I'd like to review some European locales but at the moment I lean into Monday as some ISO standard says.

> the currency etc.

Euro seems to be the most widely used currency in Europe.

> (let alone a few less important ones e.g. phone prefix, postal
> format)?

They should be left empty, probably. We had lots of trouble with some of these fields already, also including the ISBN code prefix. It turns out that some countries have multiple ISBN codes and multiple int_select prefixes. This has led us to questions whether any application actually uses these data.

> To second Andreas's point, what are the desired use cases to which setting
> separate LC_whatever variables isn't sufficient currently?

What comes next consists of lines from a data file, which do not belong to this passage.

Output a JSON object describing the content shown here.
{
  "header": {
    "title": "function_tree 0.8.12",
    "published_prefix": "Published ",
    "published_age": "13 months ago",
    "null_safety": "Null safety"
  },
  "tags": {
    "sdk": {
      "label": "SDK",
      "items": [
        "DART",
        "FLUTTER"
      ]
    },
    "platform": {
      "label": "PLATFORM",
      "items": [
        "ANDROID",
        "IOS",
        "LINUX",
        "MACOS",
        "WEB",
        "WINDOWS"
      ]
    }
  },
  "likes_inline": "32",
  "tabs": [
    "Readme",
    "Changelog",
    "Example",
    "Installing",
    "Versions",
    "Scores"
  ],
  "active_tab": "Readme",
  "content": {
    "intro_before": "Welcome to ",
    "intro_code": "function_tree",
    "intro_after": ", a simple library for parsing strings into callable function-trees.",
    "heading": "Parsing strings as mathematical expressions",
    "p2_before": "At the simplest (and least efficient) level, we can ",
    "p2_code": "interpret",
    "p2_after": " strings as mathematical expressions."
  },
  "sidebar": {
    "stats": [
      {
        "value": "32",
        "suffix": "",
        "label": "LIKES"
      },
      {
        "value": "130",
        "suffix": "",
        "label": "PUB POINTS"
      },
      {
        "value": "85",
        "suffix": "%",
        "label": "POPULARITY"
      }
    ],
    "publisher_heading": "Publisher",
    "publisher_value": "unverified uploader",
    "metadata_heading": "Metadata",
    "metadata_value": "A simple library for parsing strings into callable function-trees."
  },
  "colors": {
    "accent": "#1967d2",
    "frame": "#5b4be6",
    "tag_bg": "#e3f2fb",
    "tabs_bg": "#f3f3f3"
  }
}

My guess is that users are not aware of the possibility to select separate LC_ variables or maybe the GUI support is insufficient.

> Would an en_EU
> then be definitely sufficient for all these kinds of requests?

For some maybe yes, for some this would be just the best they can achieve. Occasionally there are requests to add en_XX locale because there are people around Europe who want to use English even if this is neither their native language nor the language of their countries. Examples:

Bug 14085
https://bugs.launchpad.net/ubuntu/+source/langpack-locales/+bug/208548
http://rhea-ayase.eu/articles/2017-08/Upgrade-to-Fedora26

> Wouldn't
> something else, e.g. improving the way users could generate their own
> locales (tools, docs) a better solution?

Maybe improving GUI setups. But I'm not sure if this is possible The GUI setups tend to be simplified nowadays. I suspect their answer would be "no, we want the users to choose just a language and a country, not a series of geeky things like a paper format, date/time format, postal code format etc."

> If en_EU is added then shouldn't there be a fr_EU, de_EU etc., for ... for
> which languages exactly?

If only there are people who choose French (German) language for their computers because this is their favorite foreign language and they are not related with any French (German) speaking country... To be more precise: it should be a reasonably large group of people, we should not add a locale for just one or few persons. Honestly, I'm not aware of such people. But if there are any I guess that fr_FR (de_DE) would be a sufficient choice for them.